Writing and archive photography relating to the history of Carpenters Estate.
How did the area get its name?
In 1767 the Carpenters Company, a City of London livery company, purchased a 63-acre farm estate in the parish of West Ham near Stratford, as a revenue investment.
Many of London’s factories, including the Yardley Box Factory, were built on the canals of the River Lea, the Great Eastern Railway and Carpenters Road in the following decades.
To house the workers for these factories, the Company of Carpenters built rows of Victorian terraced houses between Carpenters Road and the neighbouring town centre of Stratford.

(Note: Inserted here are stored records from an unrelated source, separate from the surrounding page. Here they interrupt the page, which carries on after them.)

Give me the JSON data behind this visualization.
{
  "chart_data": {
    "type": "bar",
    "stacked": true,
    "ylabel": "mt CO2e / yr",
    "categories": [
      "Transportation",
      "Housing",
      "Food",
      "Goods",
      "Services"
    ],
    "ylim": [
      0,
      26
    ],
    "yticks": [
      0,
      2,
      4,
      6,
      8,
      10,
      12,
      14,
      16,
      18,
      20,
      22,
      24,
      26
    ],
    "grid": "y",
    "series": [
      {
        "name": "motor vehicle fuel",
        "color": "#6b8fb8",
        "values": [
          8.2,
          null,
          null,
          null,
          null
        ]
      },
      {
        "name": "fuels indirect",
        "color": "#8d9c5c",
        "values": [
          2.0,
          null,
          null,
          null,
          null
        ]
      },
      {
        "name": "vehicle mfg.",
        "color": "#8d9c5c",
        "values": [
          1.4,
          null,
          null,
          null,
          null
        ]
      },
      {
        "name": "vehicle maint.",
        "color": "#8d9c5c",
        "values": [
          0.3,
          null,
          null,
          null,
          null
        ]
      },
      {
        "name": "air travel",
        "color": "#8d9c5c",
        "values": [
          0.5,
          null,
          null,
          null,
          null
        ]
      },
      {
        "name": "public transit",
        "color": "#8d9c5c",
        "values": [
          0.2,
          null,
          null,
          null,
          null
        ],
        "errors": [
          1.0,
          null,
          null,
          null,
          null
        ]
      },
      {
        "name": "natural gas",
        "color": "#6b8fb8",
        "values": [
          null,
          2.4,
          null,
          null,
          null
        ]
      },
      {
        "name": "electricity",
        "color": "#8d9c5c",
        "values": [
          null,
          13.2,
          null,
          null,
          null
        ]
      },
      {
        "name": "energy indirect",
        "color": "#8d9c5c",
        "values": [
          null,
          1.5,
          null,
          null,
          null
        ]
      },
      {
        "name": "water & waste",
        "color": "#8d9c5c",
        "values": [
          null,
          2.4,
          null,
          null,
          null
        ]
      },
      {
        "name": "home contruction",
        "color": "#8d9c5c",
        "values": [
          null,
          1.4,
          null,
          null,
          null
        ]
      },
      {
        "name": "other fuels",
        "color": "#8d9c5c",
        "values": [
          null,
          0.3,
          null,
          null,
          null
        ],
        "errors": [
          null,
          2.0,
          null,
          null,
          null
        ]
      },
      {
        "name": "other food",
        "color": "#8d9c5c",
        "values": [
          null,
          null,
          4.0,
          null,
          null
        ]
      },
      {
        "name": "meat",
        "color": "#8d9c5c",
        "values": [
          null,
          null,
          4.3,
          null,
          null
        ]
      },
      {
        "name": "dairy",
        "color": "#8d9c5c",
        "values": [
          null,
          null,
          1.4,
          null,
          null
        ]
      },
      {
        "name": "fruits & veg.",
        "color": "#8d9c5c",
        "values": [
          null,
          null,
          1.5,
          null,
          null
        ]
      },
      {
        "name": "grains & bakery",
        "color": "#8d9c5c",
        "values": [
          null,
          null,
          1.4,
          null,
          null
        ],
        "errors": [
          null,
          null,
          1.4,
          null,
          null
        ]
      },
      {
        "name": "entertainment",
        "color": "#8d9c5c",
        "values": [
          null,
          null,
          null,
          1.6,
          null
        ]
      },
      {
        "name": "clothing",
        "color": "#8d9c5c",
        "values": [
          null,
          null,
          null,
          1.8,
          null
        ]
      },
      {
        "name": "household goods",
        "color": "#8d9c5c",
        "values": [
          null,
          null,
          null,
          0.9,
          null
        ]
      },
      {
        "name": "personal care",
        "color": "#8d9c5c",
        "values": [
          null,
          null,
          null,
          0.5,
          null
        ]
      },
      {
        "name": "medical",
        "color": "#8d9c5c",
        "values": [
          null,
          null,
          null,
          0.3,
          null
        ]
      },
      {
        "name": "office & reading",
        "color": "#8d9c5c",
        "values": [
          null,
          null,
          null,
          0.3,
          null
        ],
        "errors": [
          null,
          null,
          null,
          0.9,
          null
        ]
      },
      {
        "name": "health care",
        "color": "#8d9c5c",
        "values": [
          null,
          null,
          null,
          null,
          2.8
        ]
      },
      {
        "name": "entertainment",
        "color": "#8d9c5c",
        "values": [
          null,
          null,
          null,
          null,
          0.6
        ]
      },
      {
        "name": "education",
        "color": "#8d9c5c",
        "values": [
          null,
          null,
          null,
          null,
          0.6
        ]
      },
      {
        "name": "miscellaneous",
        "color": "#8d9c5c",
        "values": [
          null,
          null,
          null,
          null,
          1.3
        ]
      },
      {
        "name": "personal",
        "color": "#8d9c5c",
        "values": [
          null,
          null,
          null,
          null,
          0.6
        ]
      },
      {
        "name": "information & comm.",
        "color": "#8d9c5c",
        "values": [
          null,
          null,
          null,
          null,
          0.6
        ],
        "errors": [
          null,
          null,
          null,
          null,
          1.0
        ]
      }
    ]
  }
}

The Company of Carpenters made efforts to improve the lives of the area’s employees and residents, including the creation of a school and a social club.
The Rebuilding of Carpenters Estate
During the Second World War Stratford was a frequent target for air raids, and by the end of the war much of the original Carpenters Estate housing had been destroyed or was badly damaged.
The present estate was built in 1967, combining low rise housing, maisonettes and three tower blocks: Lund Point in 1967, Dennison Point in 1967 and James Riley Point in 1969.
The area has since undergone massive changes from the construction of the Olympic site, Queen Elizabeth Olympic Park and Stratford City E20 development and there have been similar plans to regenerate Carpenters Estate.
Since 2003 residents on the Carpenters Estate have faced uncertainty about their homes. The repeated plans to regenerate the estate have fallen through and two thirds of the residents have been relocated. Some to return; some not. The history of the estate over the last 17 years is complex and still unresolved. Newham Council is currently in the process of consultation and engagement with residents which will inform the Carpenters Estate redevelopment options.
27 flats out of a total of 430 across the three tower blocks are currently occupied.
Tee Fabikun has lived in Lund Point for 20 years.
She is the ex chair of Carpenters tenant managed association and Carpenters Café and Community Hub Food bank manager.
“The people are the community, there is always someone to look out for you.”
“The estate hasn’t changed basically… we’re in the middle of a concrete city. We had lots of open spaces, now every little piece of open space, they want to build on. It’s not going outwards it’s going upwards.”
June Benn – current resident of Dennison Point since 1971
‘We are a little bit like an island in as much as we’re separated from the rest of Newham by the high street and the railway, but that might be one of the reasons why we’ve got such a good community spirit. This estate is well worth preserving.’